In a forthcoming U.C. Davis Law Review article, “Enforcement of Public Carry Restrictions: Texas as a Case Study,” Rivas chronicles a significant number of public carry prosecutions in Texas between 1870 and 1950, such those for violating its 1871 deadly weapons law that “was a sweeping prohibition against the open or concealed carrying of deadly weapons,” including pistols. Rivas sampled four Texas counties and surveyed the surviving records. Among just these four counties in this time period, Rivas found 3,256 separate cases. Of those, “1,885 left a record of the final adjudication. Among those, 1,684 resulted in guilty judgments or appeals (89% of those with known outcomes; 52% of the total); 200 resulted in not guilty judgments (11% of those with known outcomes; 6% of the total).” 406 cases were dismissed or had indictments quashed. In other words, she found thousands of enforcement records in just four of Texas’s 254 counties. More than 1,500 people in this time period, in these four counties, were found guilty of violating the laws restricting public carry.

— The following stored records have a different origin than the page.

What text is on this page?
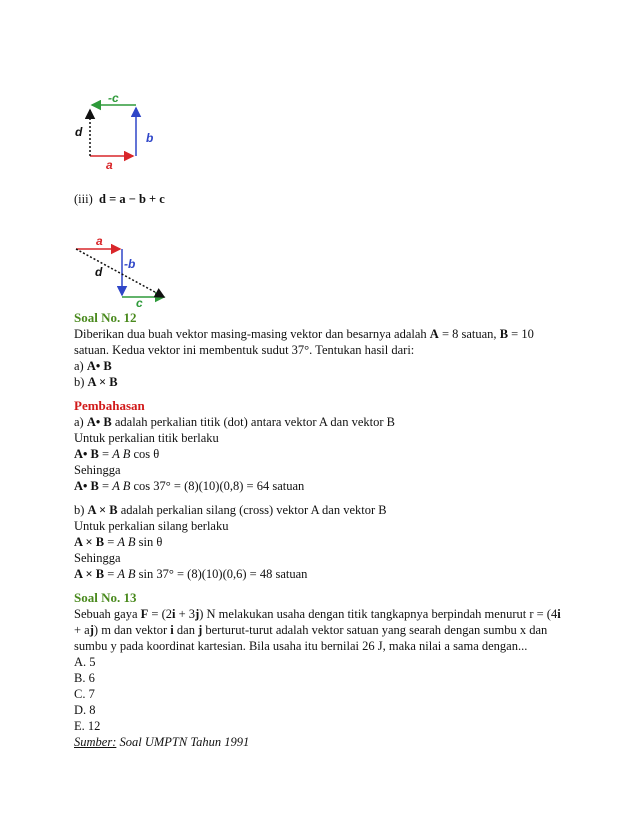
-c
d	b
a
(iii) d = a − b + c
a
-b
d
c
Soal No. 12
Diberikan dua buah vektor masing-masing vektor dan besarnya adalah A = 8 satuan, B = 10
satuan. Kedua vektor ini membentuk sudut 37°. Tentukan hasil dari:
a) A• B
b) A × B
Pembahasan
a) A• B adalah perkalian titik (dot) antara vektor A dan vektor B
Untuk perkalian titik berlaku
A• B = A B cos θ
Sehingga
A• B = A B cos 37° = (8)(10)(0,8) = 64 satuan
b) A × B adalah perkalian silang (cross) vektor A dan vektor B
Untuk perkalian silang berlaku
A × B = A B sin θ
Sehingga
A × B = A B sin 37° = (8)(10)(0,6) = 48 satuan
Soal No. 13
Sebuah gaya F = (2i + 3j) N melakukan usaha dengan titik tangkapnya berpindah menurut r = (4i
+ aj) m dan vektor i dan j berturut-turut adalah vektor satuan yang searah dengan sumbu x dan
sumbu y pada koordinat kartesian. Bila usaha itu bernilai 26 J, maka nilai a sama dengan...
A. 5
B. 6
C. 7
D. 8
E. 12
Sumber: Soal UMPTN Tahun 1991
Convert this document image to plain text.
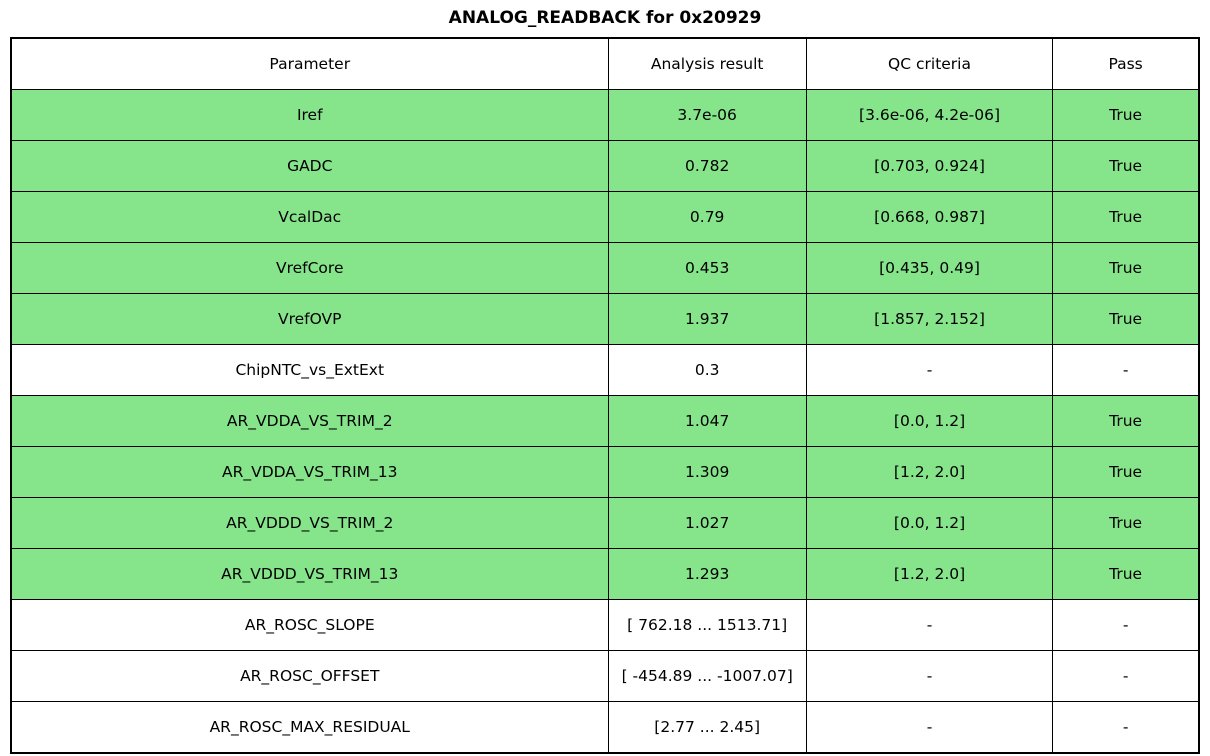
ANALOG_READBACK for 0x20929
Parameter	Analysis result	QC criteria	Pass
Iref	3.7e-06	[3.6e-06, 4.2e-06]	True
GADC	0.782	[0.703, 0.924]	True
VcalDac	0.79	[0.668, 0.987]	True
VrefCore	0.453	[0.435, 0.49]	True
VrefOVP	1.937	[1.857, 2.152]	True
ChipNTC_vs_ExtExt	0.3	-	-
AR_VDDA_VS_TRIM_2	1.047	[0.0, 1.2]	True
AR_VDDA_VS_TRIM_13	1.309	[1.2, 2.0]	True
AR_VDDD_VS_TRIM_2	1.027	[0.0, 1.2]	True
AR_VDDD_VS_TRIM_13	1.293	[1.2, 2.0]	True
AR_ROSC_SLOPE	[ 762.18 ... 1513.71]	-	-
AR_ROSC_OFFSET	[ -454.89 ... -1007.07]	-	-
AR_ROSC_MAX_RESIDUAL	[2.77 ... 2.45]	-	-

Rivas also found that the enforcement of these laws was not always racist or racially motived. Instead, “[t]he graphs of long-term enforcement within my sample show that racially biased enforcement of the deadly weapon law evolved over time and manifested itself during the 1890s. I believe this turning point is directly related to the collapse of Black voting rights in Texas during that decade, and the resulting erosion of Black political power locally.”

Rivas’s work helps to shed light on gun law enforcement in American history—an increasingly important topic deserving significant attention going forward.